Our own misfortunes may come through a second or third person, most of the time unintentionally. Dr. Sambasivan sir had told you the truth. Now I remember a medical student with the same problem - Acoustic neuroma, went to a distant place to get the best surgeon and in the attempt of total removal of the tumour, lost the patient on the table, that's what I heard. Even a minor surgery has it's risk, starting from the induction of Anaesthesia. In your case your's and your wife's courage and partial luck gave you at least some comfort at the end.

Madhu

Madhu
16-Oct-2014 03:52 AM

Comment Thank you, Krishna Kumar, for your kind comments.

P Ravindran Nayar
23-Jan-2014 15:12 PM

Comment A poignant narration of the trials and tribulations that you both had to endure.

The repeated botch up by the so called specialists and the tragic effect on her is really heart wrenching.

Her spirit is indeed remarkable and you have been a tremendous pillar of support.

krishna Kumar
23-Jan-2014 12:04 PM

Comment Thank you Kushal, Seetharam and Vistasp. I am grateful to you for your comments and good wishes.

P Ravindran Nayar
05-Jan-2014 14:53 PM

Comment What an incredible, heart-stopping real life story. And thank heavens that despite everything, it ended reasonably well. Mr.

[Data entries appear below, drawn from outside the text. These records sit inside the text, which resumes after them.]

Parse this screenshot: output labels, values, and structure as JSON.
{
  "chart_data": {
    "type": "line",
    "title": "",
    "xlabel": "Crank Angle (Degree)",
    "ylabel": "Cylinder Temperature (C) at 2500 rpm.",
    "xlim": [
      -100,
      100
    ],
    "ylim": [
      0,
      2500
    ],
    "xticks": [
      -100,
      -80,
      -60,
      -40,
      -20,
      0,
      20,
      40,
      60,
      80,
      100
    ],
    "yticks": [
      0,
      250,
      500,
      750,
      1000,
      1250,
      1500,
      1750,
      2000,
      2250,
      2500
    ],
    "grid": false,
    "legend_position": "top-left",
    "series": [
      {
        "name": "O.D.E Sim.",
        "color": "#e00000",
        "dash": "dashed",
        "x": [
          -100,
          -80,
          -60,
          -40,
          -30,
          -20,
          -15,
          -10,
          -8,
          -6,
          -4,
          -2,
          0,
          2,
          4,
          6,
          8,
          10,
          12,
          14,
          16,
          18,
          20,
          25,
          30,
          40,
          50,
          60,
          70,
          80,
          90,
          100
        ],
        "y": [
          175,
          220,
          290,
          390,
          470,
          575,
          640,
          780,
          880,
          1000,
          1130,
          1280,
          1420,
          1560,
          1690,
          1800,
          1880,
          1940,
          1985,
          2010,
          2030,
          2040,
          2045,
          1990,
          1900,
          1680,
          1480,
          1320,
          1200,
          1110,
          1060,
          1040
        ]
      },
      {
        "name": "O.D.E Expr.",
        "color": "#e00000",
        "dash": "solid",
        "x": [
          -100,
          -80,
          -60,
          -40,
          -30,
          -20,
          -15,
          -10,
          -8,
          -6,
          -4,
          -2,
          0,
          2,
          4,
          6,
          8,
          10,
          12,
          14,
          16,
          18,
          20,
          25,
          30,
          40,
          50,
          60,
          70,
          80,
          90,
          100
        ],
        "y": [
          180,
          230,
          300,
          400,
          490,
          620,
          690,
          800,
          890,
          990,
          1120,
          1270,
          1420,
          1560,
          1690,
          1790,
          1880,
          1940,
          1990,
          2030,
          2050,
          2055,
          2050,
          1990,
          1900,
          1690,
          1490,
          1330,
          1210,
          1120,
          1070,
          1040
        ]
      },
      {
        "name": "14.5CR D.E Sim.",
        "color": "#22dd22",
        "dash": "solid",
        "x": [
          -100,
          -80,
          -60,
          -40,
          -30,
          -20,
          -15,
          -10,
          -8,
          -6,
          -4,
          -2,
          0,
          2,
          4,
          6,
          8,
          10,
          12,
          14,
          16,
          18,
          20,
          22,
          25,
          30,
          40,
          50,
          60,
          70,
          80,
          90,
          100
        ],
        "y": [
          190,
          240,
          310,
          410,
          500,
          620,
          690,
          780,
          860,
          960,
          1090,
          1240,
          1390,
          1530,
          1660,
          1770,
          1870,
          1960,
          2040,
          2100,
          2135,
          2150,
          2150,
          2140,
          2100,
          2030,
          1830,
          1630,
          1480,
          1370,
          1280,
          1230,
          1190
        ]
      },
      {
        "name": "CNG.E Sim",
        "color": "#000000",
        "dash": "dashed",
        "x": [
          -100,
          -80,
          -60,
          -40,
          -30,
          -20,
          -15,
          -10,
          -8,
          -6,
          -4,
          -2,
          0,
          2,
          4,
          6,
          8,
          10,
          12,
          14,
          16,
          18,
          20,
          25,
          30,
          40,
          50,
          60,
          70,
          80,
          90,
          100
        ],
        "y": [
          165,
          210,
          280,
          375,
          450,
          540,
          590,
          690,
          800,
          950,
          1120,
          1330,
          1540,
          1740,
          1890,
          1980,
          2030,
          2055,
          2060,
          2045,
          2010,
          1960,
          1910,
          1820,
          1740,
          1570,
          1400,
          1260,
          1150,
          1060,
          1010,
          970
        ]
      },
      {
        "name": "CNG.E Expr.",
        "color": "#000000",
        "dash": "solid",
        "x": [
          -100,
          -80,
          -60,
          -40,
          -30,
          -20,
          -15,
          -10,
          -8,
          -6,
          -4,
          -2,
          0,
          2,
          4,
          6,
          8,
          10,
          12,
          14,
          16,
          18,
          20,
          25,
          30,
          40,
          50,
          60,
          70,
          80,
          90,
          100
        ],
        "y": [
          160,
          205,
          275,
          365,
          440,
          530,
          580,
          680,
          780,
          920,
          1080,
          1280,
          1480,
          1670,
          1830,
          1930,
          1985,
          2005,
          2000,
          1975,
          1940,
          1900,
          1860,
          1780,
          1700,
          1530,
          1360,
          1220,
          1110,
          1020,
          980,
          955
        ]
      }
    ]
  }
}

Nayar, I am sure what you have managed to put forth in your lucid and touching account is possibly a mere fraction of the roller-coaster of a journey you must have been a part of. I can't help but commend you for the dignity, stoicism and courage with which you have dealt with this in your life. May you both enjoy years of togetherness and bliss, in the years to come as well. And thanks for writing this to make the rest of us appreciate the complexities of life and companionship a little better.

Vistasp Hodiwala
05-Jan-2014 11:29 AM

Comment Mr. Nayr had a harrowing experience indeed. The dilemma he faced at that time and the pangs of the feeling of having taken a decision which proved unwise later are beyond words.Often fate plays its hand to toss you to misfortune or sometimes to fortune. In medical cases it is thought prudent to obtain a second( or even third ) opinion. But more often than not this leads to a lot of confusion and consequent dilemmas. Doctors differ in their opinions and one is left bewildered as to whose advise to follow.Difference of opinion is natural but it goes to the extent of scorning other opinions.If only they had the goodness and grace to hold consultations among themselves and put their heads together to arrive at a common diagnosis the patients would definitely be benefited. But ego and professional jealousy supersede Hippocrate's oath. CMC Vellore has the reputation of being a high class referral hospital and Mr. Nayar had gone there on the advise of friends in the medical profession. Everything should have gone well but fate had something else in store for Mrs. Nayar. The secrets of human destiny baffles reason and one feels sceptical of the saying'man is the maker of his own destiny'

Seetharam
04-Jan-2014 05:49 AM

Comment A very heartwarming and inspiring story of hope and human will. Hats off to you for showing such courage and determination that brought Sudha back from hell.